By Dave Klecha | August 8, 2007

I’m racist.

And yeah, it’s kind of that simple. Every day, you and I and everyone else makes snap judgments regarding things like fitness, potential behavior, and so forth, based on someone’s appearance. At the most simple level, it means things like, if I see a person in a police uniform, chances are I can go to that person for help in a crisis. Someone dressed in baggy clothes, with a wallet on a chain, wearing a t-shirt that says “Skate Free or Die” probably knows where to get a good skateboard. At its most pernicious, this kind of snap judgment makes us think we know a great deal about that person based on very basic visual cues, such as skin color.

Although I don’t know, I’m going to jump out there and guess that this is based on an evolutionary survival mechanism because, really, what isn’t? Okay, that’s too flip. But there does seem to be a hard-wired fear of Other in humans that, when it goes unchecked, turns really nasty. Lynching and Jim Crow nasty. At one point, that was probably pretty healthy when humanity was as red in tooth and claw as the rest of the world.
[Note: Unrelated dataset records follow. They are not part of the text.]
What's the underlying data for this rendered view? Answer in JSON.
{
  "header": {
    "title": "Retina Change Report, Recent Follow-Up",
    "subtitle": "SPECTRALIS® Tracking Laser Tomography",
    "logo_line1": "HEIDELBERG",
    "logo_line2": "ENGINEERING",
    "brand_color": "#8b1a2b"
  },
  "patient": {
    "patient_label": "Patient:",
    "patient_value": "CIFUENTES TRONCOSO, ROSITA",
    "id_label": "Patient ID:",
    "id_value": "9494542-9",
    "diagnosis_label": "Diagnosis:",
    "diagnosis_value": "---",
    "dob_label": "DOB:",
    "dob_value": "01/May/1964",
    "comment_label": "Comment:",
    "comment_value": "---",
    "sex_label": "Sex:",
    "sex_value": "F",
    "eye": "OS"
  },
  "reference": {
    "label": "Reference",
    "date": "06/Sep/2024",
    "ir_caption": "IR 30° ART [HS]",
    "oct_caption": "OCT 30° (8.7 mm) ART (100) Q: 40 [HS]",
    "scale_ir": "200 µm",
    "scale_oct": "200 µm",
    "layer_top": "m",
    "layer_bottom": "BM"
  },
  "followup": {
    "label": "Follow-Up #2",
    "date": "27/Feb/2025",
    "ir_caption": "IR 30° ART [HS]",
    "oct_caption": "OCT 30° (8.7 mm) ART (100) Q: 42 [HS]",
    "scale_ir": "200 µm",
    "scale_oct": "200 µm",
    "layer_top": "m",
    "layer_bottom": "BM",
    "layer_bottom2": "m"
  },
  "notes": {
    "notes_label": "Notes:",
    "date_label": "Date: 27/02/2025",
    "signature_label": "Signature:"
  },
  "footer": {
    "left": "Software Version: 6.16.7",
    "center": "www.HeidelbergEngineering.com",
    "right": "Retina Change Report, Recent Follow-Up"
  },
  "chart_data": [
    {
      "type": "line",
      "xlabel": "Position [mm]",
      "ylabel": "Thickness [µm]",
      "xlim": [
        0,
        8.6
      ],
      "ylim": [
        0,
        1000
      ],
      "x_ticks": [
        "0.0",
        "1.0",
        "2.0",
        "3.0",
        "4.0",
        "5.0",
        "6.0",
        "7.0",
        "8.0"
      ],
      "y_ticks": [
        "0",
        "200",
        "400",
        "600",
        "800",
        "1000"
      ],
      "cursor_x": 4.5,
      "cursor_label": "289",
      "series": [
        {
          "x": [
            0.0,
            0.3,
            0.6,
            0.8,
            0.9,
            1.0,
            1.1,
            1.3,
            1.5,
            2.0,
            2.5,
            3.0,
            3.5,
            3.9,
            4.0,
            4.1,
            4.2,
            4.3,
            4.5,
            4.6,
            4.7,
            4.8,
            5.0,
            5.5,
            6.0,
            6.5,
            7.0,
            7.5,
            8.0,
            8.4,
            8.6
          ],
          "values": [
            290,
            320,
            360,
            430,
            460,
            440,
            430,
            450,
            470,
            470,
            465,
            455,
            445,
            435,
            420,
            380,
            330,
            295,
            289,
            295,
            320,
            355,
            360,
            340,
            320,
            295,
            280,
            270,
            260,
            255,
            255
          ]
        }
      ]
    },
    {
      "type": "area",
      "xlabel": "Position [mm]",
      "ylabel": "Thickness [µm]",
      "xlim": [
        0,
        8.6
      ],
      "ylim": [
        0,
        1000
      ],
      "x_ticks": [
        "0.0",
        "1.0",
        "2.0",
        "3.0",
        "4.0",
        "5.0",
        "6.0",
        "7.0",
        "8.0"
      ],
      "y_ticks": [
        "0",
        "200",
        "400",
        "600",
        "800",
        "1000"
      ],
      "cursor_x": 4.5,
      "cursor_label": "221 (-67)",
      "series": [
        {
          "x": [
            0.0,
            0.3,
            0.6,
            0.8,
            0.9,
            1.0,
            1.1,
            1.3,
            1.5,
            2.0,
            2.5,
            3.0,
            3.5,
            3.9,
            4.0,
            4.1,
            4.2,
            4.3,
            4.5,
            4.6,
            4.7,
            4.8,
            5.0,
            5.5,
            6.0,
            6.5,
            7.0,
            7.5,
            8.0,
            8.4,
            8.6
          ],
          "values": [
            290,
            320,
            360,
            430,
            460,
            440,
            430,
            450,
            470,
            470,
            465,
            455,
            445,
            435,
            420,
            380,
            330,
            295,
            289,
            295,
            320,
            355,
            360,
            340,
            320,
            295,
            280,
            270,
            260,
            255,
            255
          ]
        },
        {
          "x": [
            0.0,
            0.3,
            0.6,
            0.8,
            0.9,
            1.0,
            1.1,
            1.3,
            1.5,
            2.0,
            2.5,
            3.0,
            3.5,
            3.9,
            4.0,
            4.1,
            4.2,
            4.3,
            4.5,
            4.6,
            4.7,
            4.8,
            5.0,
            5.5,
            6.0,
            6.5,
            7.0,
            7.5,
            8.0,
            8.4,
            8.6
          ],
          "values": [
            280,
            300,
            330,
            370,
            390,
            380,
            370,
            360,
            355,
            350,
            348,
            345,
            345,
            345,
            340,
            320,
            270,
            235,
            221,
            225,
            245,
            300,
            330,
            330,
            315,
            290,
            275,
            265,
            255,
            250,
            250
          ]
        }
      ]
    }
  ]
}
But we’ve achieved this marvelous state, now, where the option actually exists for everybody to just get along, to reuse a well-meaning, but much-mocked phrase.

Uniformly critical to this process, of course, is facing up to it. In the course of this blog against racism week, I ran across one discussion which posited that people of privilege (such as my white male self) shouldn’t try to offer their own stories of oppression as it is an attempt to bring the focus of the conversation back to themselves. I took some issue with this, as I think more often it’s just an attempt at empathy. Elizabeth Bear, in an excellent post on the subject, suggests that part of the problem is that many people who enjoy the privilege cannot fathom what life is like without it.

I say, then, embrace these attempts at empathy, however feeble and ill-informed they may be. They’re the moral opposite of relating one’s own stories of oppression as a means of dismissing those who do deal with being Other on a daily basis. They’re valuable, because they’re an entry into a dialogue about racism, how to confront it, how to deal with it, especially within oneself.

I am racist.

But that does not mean I cannot overcome it, and work toward eliminating its effect on society.